In the United States, for example, out of 300,000 nonfinancial corporations existing in 1925, the largest 200 made considerably more profit than the other 299,800 combined. The wealthiest 5 percent of the population owned virtually all the stocks and bonds and received in excess of 30 percent of the income. Needless to say, this 5 percent dominated American politics. In these circumstances, speculating about what would happen if the income and wealth were radically redistributed amounts to mere daydreaming. Keynes’s answer to the problem was more realistic. Government could step in when saving exceeded investment, borrow the excess saving, then spend the money on socially useful projects that would not increase the economy’s productive capacity or decrease the investment opportunities of the future. This government spending would increase the injections into the spending stream and create a full-employment equilibrium. In doing so, it would not add to the capital stock. Therefore, unlike investment spending, it would not make a full-employment level of production more difficult to attain in the next period. Keynes summarized his position thus:
Ancient Egypt was doubly fortunate, and doubtless owed to this its fabled wealth, in that it possessed two activities, namely, pyramid-building as well as the search for precious metals, the fruits of which, since they could not serve the needs of man by being consumed, did not stale with abundance. The Middle Ages built cathedrals and sang dirges. Two pyramids, two masses for the dead, are twice as good as one: but not so two railways from London to York.22
What type of expenditures ought the government to make?

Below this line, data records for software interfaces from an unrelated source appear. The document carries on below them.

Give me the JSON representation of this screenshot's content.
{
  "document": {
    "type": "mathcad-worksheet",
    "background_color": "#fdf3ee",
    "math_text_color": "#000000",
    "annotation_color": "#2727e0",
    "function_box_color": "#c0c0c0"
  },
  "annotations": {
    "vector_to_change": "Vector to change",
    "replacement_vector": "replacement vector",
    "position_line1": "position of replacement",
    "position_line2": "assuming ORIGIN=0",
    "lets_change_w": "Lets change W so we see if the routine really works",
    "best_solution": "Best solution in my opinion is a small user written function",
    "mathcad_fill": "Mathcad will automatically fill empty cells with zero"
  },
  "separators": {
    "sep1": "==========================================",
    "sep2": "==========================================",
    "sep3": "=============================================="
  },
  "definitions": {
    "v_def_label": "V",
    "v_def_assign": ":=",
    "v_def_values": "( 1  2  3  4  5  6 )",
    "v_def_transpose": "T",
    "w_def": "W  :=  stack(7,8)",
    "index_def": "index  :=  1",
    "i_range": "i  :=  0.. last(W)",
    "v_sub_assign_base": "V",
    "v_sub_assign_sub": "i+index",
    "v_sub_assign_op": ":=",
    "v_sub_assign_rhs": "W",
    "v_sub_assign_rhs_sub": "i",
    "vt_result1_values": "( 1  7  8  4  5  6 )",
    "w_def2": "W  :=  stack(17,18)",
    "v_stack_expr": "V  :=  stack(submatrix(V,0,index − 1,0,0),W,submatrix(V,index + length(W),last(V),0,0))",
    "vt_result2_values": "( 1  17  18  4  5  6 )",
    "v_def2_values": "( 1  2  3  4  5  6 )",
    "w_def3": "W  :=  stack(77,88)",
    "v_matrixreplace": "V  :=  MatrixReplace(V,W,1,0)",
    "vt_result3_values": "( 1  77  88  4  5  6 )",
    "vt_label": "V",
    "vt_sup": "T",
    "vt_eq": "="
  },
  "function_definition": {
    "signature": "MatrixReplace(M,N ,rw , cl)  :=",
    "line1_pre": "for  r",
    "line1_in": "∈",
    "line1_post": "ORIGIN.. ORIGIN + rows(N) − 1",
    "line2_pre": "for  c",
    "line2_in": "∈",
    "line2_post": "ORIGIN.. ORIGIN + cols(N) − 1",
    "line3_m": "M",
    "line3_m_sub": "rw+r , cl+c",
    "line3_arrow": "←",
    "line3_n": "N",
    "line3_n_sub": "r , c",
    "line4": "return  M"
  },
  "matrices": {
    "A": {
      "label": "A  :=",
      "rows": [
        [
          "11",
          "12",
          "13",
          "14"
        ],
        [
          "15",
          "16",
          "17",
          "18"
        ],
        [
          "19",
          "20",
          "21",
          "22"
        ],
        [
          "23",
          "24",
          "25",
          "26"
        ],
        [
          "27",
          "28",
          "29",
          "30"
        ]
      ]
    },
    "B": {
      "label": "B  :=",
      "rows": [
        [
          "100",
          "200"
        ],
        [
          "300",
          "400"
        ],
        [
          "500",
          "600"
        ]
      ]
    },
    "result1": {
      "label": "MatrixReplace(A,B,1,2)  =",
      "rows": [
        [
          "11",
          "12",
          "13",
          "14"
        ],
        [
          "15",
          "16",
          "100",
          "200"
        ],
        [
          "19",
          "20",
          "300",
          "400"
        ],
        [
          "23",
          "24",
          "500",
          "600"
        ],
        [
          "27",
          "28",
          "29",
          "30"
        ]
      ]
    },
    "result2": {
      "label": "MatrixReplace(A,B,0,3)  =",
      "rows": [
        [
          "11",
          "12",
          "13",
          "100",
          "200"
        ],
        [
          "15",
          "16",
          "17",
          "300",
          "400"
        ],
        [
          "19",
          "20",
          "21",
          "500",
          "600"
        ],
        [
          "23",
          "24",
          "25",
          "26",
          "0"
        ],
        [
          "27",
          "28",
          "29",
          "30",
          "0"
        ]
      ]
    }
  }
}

Keynes himself had a predilection toward useful public works such as the construction of schools, hospitals, parks, and other public conveniences. He realized, however, that this would probably benefit middle- and lower-income recipients much more than it would the wealthy. Because the wealthy had the political power, they would probably insist on policies that would not redistribute income away from them. He realized that it might be politically necessary to channel this spending into the hands of the large corporations, even though little that was beneficial to society would be accomplished directly.
If the Treasury were to fill old bottles with banknotes, bury them at suitable depths in disused coal mines which are then filled up to the surface with town rubbish, and leave it to private enterprise on well-tried principles of laissez faire to dig the notes up again … there need be no more unemployment. … It would indeed be more sensible to build houses and the like; but if there are political and practical difficulties in the way of this, the above would be better than nothing.